Dive deeper into the mechanics that make AI tools behave the way they do. Learn what context windows are and why they matter. Understand temperature settings and why they change how creative or conservative an AI is. Discover how conversation history impacts results, what system prompts do, how to branch conversations, and how to upload and work with files. This chapter explains the "why" behind the behavior you observe.

Go to Chapter 3.2

Chapter 3.3: Hands-On Tool Exploration 40 minutes

Get to work with guided exercises that reveal AI capabilities and limitations through direct experience. You will draft professional emails, summarize complex documents, perform data analysis, brainstorm creative solutions, and conduct research. Each exercise comes with specific prompts to try, observations to document, and patterns to notice. By the end, you will have hands-on experience with the capabilities that matter most in professional settings.

Go to Chapter 3.3

How to Get the Most From This Lesson

This lesson is designed for active learning. Passively reading is not enough. Here is the approach that will serve you best:

  1. Have accounts ready. Before starting Chapter 3.1, create accounts on at least two AI platforms. You do not need paid subscriptions yet. Free accounts will give you everything you need for this lesson.
  2. Follow along in real time. As you read each chapter, open the platform being discussed. Navigate to where the chapter tells you to look. See the interface yourself rather than just reading about it. Your brain learns through direct observation.
  3. Try every exercise. In Chapter 3.3, you will see specific prompts to test. Paste them into your AI tools exactly as written. See what each tool produces. Then try variations and watch how the outputs change. This experimentation is where the real learning happens.
  4. Document observations. Keep notes of surprising results, differences between platforms, or moments where you thought "I did not know it could do that." These observations become valuable reference material later.
  5. Take your time. This lesson is paced at 2.5 hours, but you may want to spend longer. The exercises are designed to be explored, not rushed. If you get interested in a particular capability, spend extra time with it. This is not a test-taking situation where speed matters.
  6. Return to exercises later. After finishing this lesson, come back to Chapter 3.3 in a week or two and repeat the exercises. You will notice new details and develop deeper understanding through repeated exposure.
The Most Important Thing

Do not just read about AI platforms. Interact with them. Ask questions. Try experiments. The goal is to develop an intuitive feel for what AI can and cannot do. This intuition comes from direct experience, not from reading alone. Plan to spend at least an hour with actual AI tools while working through this lesson.

Prerequisites

You should have completed Lessons 1 and 2 before starting this lesson, as this lesson builds on concepts introduced there.

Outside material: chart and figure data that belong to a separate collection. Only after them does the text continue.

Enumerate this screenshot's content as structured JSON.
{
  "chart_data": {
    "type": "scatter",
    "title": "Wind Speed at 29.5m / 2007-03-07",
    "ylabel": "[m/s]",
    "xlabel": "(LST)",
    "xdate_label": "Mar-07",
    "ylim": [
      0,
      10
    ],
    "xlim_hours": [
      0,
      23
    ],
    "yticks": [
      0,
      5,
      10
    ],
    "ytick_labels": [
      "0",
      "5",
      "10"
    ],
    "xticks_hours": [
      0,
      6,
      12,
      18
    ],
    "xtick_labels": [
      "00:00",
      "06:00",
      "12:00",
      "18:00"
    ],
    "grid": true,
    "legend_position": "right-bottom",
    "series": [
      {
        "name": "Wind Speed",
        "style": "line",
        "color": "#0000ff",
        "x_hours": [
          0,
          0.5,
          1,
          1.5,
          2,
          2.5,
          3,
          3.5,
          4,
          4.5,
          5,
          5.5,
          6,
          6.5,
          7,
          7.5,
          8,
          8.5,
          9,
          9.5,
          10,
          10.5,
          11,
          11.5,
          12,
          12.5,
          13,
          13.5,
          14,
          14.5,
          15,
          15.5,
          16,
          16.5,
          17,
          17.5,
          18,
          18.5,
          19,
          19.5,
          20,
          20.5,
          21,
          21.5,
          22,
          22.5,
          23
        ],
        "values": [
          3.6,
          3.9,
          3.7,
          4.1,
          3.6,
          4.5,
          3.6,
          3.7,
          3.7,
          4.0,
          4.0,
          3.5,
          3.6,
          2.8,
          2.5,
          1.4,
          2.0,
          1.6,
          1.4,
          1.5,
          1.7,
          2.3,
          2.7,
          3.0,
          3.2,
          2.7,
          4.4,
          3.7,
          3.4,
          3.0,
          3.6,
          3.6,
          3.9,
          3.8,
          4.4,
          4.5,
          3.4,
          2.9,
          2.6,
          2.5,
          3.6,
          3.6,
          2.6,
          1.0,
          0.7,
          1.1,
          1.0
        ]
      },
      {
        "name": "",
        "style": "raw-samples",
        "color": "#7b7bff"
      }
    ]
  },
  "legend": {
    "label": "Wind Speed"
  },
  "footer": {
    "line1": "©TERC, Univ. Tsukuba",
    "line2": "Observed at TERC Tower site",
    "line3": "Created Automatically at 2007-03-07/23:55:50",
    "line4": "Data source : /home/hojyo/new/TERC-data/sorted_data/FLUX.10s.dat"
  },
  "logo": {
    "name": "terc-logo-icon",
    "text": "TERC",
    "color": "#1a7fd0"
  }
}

Specifically, you should understand:

  • What AI is and is not (from Lesson 1.1)
  • How machine learning works (from Lesson 1.2)
  • The basics of generative AI and language models (from Lesson 1.3)
  • The capabilities and limitations of current AI systems (from Lesson 1.4)
  • The fundamentals of prompt engineering (from Lesson 2.1)

Time Required

This lesson is designed to take approximately 2.5 hours to complete, broken down as follows:

  • Chapter 3.1 (AI Tool Orientation): 45 minutes
  • Chapter 3.2 (Understanding How Tools Work): 45 minutes
  • Chapter 3.3 (Hands-On Exploration): 40 minutes

However, if you plan to thoroughly explore platforms and complete exercises, budget 3-4 hours. The time is well spent. Understanding which AI tool works best for which task is one of the most practical skills you can develop at this stage of your AI journey.

Key Takeaway

Lesson 3 bridges the gap between understanding AI in theory and using it in practice. You will gain hands-on experience with the major platforms, learn what differentiates them, and develop the intuition that comes from direct interaction. By the end, you will not just understand how AI works; you will have experienced it working on real tasks. This practical experience is invaluable and cannot be replicated by reading alone.